« La radio et la télé, c’est terminé ! »…dixit France Télés !
Ou comment la direction de Guyane La 1ère vient d’offrir au public le plus bel hommage involontaire à son propre mépris.
Chacha a parlé. Avec son petit air de personnage de pub ratée, elle déclare solennellement que la radio et la télé, c’est fini. Place aux réseaux, à l’appli, au tout-numérique pour les branchés. Les autres ? Ceux qui n’ont pas la fibre dans leur coin de forêt, ceux qui n’ont pas trois forfaits data, ceux qui regardent encore le journal parce que c’est le seul qui parle vraiment de chez eux… on les range gentiment dans la case « vieux qui ont gardé leur poste des années 90 ».
Bravo. On n’avait pas encore vu une campagne de communication aussi efficace pour dire aux Guyanais : « Vous êtes le passé. On vous tolère encore un peu, mais pas trop longtemps. »

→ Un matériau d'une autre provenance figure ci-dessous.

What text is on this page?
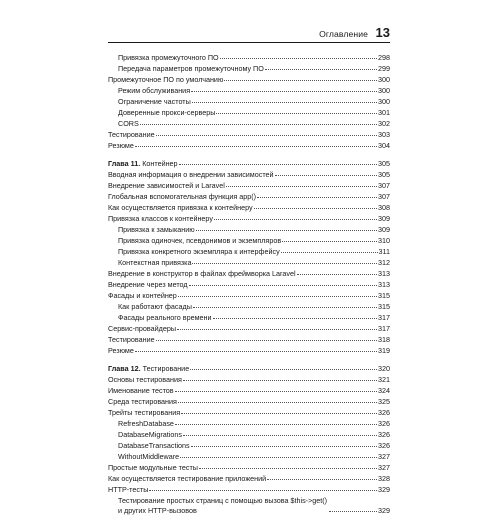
Оглавление 13
Привязка промежуточного ПО	298
Передача параметров промежуточному ПО	299
Промежуточное ПО по умолчанию	300
Режим обслуживания	300
Ограничение частоты	300
Доверенные прокси-серверы	301
CORS	302
Тестирование	303
Резюме	304
Глава 11. Контейнер	305
Вводная информация о внедрении зависимостей	305
Внедрение зависимостей и Laravel	307
Глобальная вспомогательная функция app()	307
Как осуществляется привязка к контейнеру	308
Привязка классов к контейнеру	309
Привязка к замыканию	309
Привязка одиночек, псевдонимов и экземпляров	310
Привязка конкретного экземпляра к интерфейсу	311
Контекстная привязка	312
Внедрение в конструктор в файлах фреймворка Laravel	313
Внедрение через метод	313
Фасады и контейнер	315
Как работают фасады	315
Фасады реального времени	317
Сервис-провайдеры	317
Тестирование	318
Резюме	319
Глава 12. Тестирование	320
Основы тестирования	321
Именование тестов	324
Среда тестирования	325
Трейты тестирования	326
RefreshDatabase	326
DatabaseMigrations	326
DatabaseTransactions	326
WithoutMiddleware	327
Простые модульные тесты	327
Как осуществляется тестирование приложений	328
HTTP-тесты	329
Тестирование простых страниц с помощью вызова $this->get() и других HTTP-вызовов	329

Pendant ce temps, les équipes de la radio et de la télé continuent de produire le contenu qui alimente… justement les réseaux et l’appli. Mais peu importe. On préfère se moquer de ceux qui font encore le boulot plutôt que d’assumer une stratégie de dévitalisation lente et méthodique : journaux radio devenus des photocopies pâles, 13h sans reportages, journal du soir réduit, sous-traitance à tour de bras. On ne tue pas la radio et la télé d’un coup. On les laisse se vider de leur sang, puis on s’étonne qu’elles aient l’air fatiguées.
Cette campagne n’est pas drôle. Elle est méprisante.
Méprisante pour les auditeurs et téléspectateurs qui restent, de loin, les plus nombreux.
Méprisante pour les journalistes et techniciens qui tiennent encore ces antennes debout.
Méprisante pour tous ceux qui, en Guyane, savent encore que l’information locale ne se résume pas à un fil Instagram.
Alors oui, Chacha, on a bien entendu : « La radio et la télé, c’est terminé. » Sauf que non. Ce qui est terminé, c’est le respect minimal dû à un service public et à son public.
Retirez cette campagne et ensuite, expliquez-nous clairement ce que vous comptez vraiment faire de Guyane La 1ère : un vrai média de proximité… ou juste une vitrine numérique pour faire joli dans les PowerPoint parisiens.
Le public, lui, n’est pas encore terminé. Contrairement à certaines idées de communication.